« On se rend compte que l’on a évité le pire », a expliqué Philippe Heusele, secrétaire général de l’AGPB, en présentant les dernières estimations de rendement le 8 septembre. Avec 71,6 q/ha, le blé tendre reculerait seulement de 1,4 % par rapport à la moyenne quinquennale, ce qui ne doit pas éclipser une très grande hétérogénéité entre les territoires, particulièrement dans les zones intermédiaires. Le rendement est satisfaisant en orge d’hiver (69,0 q/ha) et en orge de printemps (61,3 q/ha). En revanche, le blé dur a été plus impacté, avec un rendement de 50,7 q/ha, inférieur de 8,5 % à la moyenne quinquennale.
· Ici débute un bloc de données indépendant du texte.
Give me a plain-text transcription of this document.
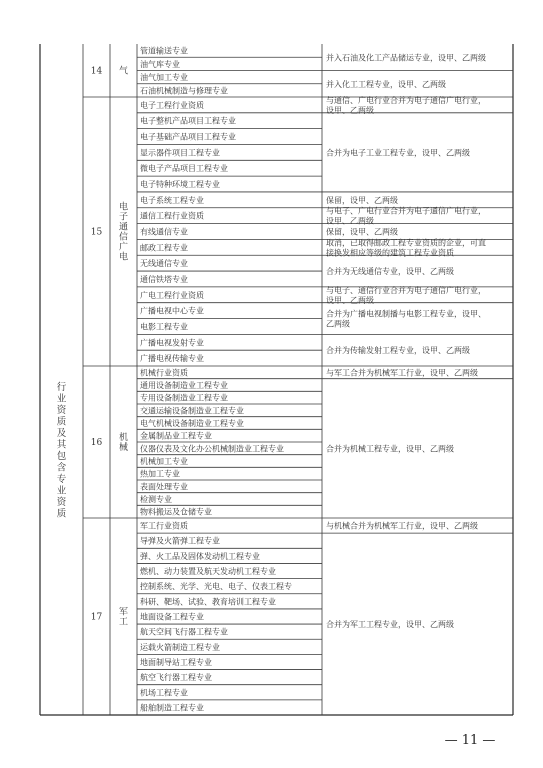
行
业
资
质
及
其
包
含
专
业
资
质
管道输送专业
油气库专业
油气加工专业
石油机械制造与修理专业
14 气
并入石油及化工产品储运专业，设甲、乙两级
并入化工工程专业，设甲、乙两级
电子工程行业资质
电子整机产品项目工程专业
电子基础产品项目工程专业
显示器件项目工程专业
微电子产品项目工程专业
电子特种环境工程专业
电子系统工程专业
通信工程行业资质
有线通信专业
邮政工程专业
无线通信专业
通信铁塔专业
广电工程行业资质
广播电视中心专业
电影工程专业
广播电视发射专业
广播电视传输专业
15
电
子
通
信
广
电
与通信、广电行业合并为电子通信广电行业，
设甲、乙两级
合并为电子工业工程专业，设甲、乙两级
保留，设甲、乙两级
与电子、广电行业合并为电子通信广电行业，
设甲、乙两级
保留，设甲、乙两级
取消，已取得邮政工程专业资质的企业，可直
接换发相应等级的建筑工程专业资质
合并为无线通信专业，设甲、乙两级
与电子、通信行业合并为电子通信广电行业，
设甲、乙两级
合并为广播电视制播与电影工程专业，设甲、
乙两级
合并为传输发射工程专业，设甲、乙两级
机械行业资质
通用设备制造业工程专业
专用设备制造业工程专业
交通运输设备制造业工程专业
电气机械设备制造业工程专业
金属制品业工程专业
仪器仪表及文化办公机械制造业工程专业
机械加工专业
热加工专业
表面处理专业
检测专业
物料搬运及仓储专业
16 机
械
与军工合并为机械军工行业，设甲、乙两级
合并为机械工程专业，设甲、乙两级
军工行业资质
导弹及火箭弹工程专业
弹、火工品及固体发动机工程专业
燃机、动力装置及航天发动机工程专业
控制系统、光学、光电、电子、仪表工程专
科研、靶场、试验、教育培训工程专业
地面设备工程专业
航天空间飞行器工程专业
运载火箭制造工程专业
地面制导站工程专业
航空飞行器工程专业
机场工程专业
船舶制造工程专业
17 军
工
与机械合并为机械军工行业，设甲、乙两级
合并为军工工程专业，设甲、乙两级
— 11 —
Au niveau qualitatif, « on a un panel de qualités qui devrait répondre à l’ensemble des débouchés » pour le blé tendre, ajoute Philippe Heusele, avec des blés secs, des bons poids spécifiques, mais des taux de protéines qui ne sont pas toujours au rendez-vous. « Le prix et la disponibilité de l’azote, qui était déjà une question au printemps, a peut-être conduit certains agriculteurs à lever le pied sur les apports en fin de cycle », indique le secrétaire général de l’AGPB.
La réforme de l’assurance, pas à la hauteur ?
Néanmoins, les aléas climatiques se sont succédés ces dernières années, et risquent de se répéter plus fréquemment à l’avenir. Pour renforcer la capacité des agriculteurs à faire face aux chocs, l’AGPB place beaucoup d’espoirs dans la réforme de l’assurance récolte, mais s’inquiète de la tournure des dernières discussions.
Aujourd’hui, le gouvernement ne semble pas disposé à abaisser le seuil de déclenchement à 20 % et à porter le taux de subvention à 70 %, comme autorisé dans le règlement européen Omnibus. Si cela constituerait possiblement un coût supplémentaire, ces paramètres seraient « encourageants pour pousser les agriculteurs à s’assurer, ce qui est vertueux aussi pour les finances de l’État », souligne Éric Thirouin, président de l'AGPB. « On attend que l’enveloppe dans la loi de finances soit à la hauteur des annonces. Sinon, l’échec sera grave pour le monde agricole pour plusieurs années », ajoute-t-il.
Forte inquiétude sur le prix et la disponibilité des engrais
D’autant que de nombreuses inquiétudes demeurent. « On va constater une amélioration du revenu des céréaliers, mais qui était vraiment nécessaire. Après huit années économiquement très mauvaises, on a besoin de reconstituer des forces pour affronter la crise des moyens de production », précise Éric Thirouin, qui évoque un revenu moyen autour de 50 000 € pour 2021, contre 6 000 €/an les années précédentes.
Cependant, la flambée des coûts de production va continuer à peser : « aujourd’hui, on nous propose 290-295 €/t, avec un prix de revient à 260 €/t, on n’est pas loin de l’effet ciseau, c’est notre inquiétude pour l’année 2023 », explique-t-il.
« Si le prix du blé a été multiplié par 1,5, celui de l’azote a été multiplié par 3 », signale Cédric Benoist, secrétaire général adjoint de l’AGPB. Pour une exploitation de 150 ha, le budget engrais peut ainsi représenter entre 85 000 et 90 000 €, contre 25 000 à 28 000 € habituellement. Avec l’augmentation du prix du GNR, « aujourd’hui les agriculteurs ne savent plus où ils en sont en matière de coût de production », explique-t-il. Les achats de morte saison ont deux mois de retard par rapport à l’année dernière, indique l’AGPB, les agriculteurs hésitant à acheter compte tenu du prix. Le Conseil de l’UE doit statuer prochainement sur une éventuelle suspension des droits de douane, ce qui pourrait faire baisser le prix d’achat.
Au-delà du prix, la question de la disponibilité se pose, avec des fabricants qui préfèrent parfois arrêter la fabrication d’engrais compte tenu du prix trop élevé du gaz. « Il y aura un effet couperet vraisemblablement au printemps, cela aura des conséquences sur la quantité mais aussi la qualité », prévient Cédric Benoist.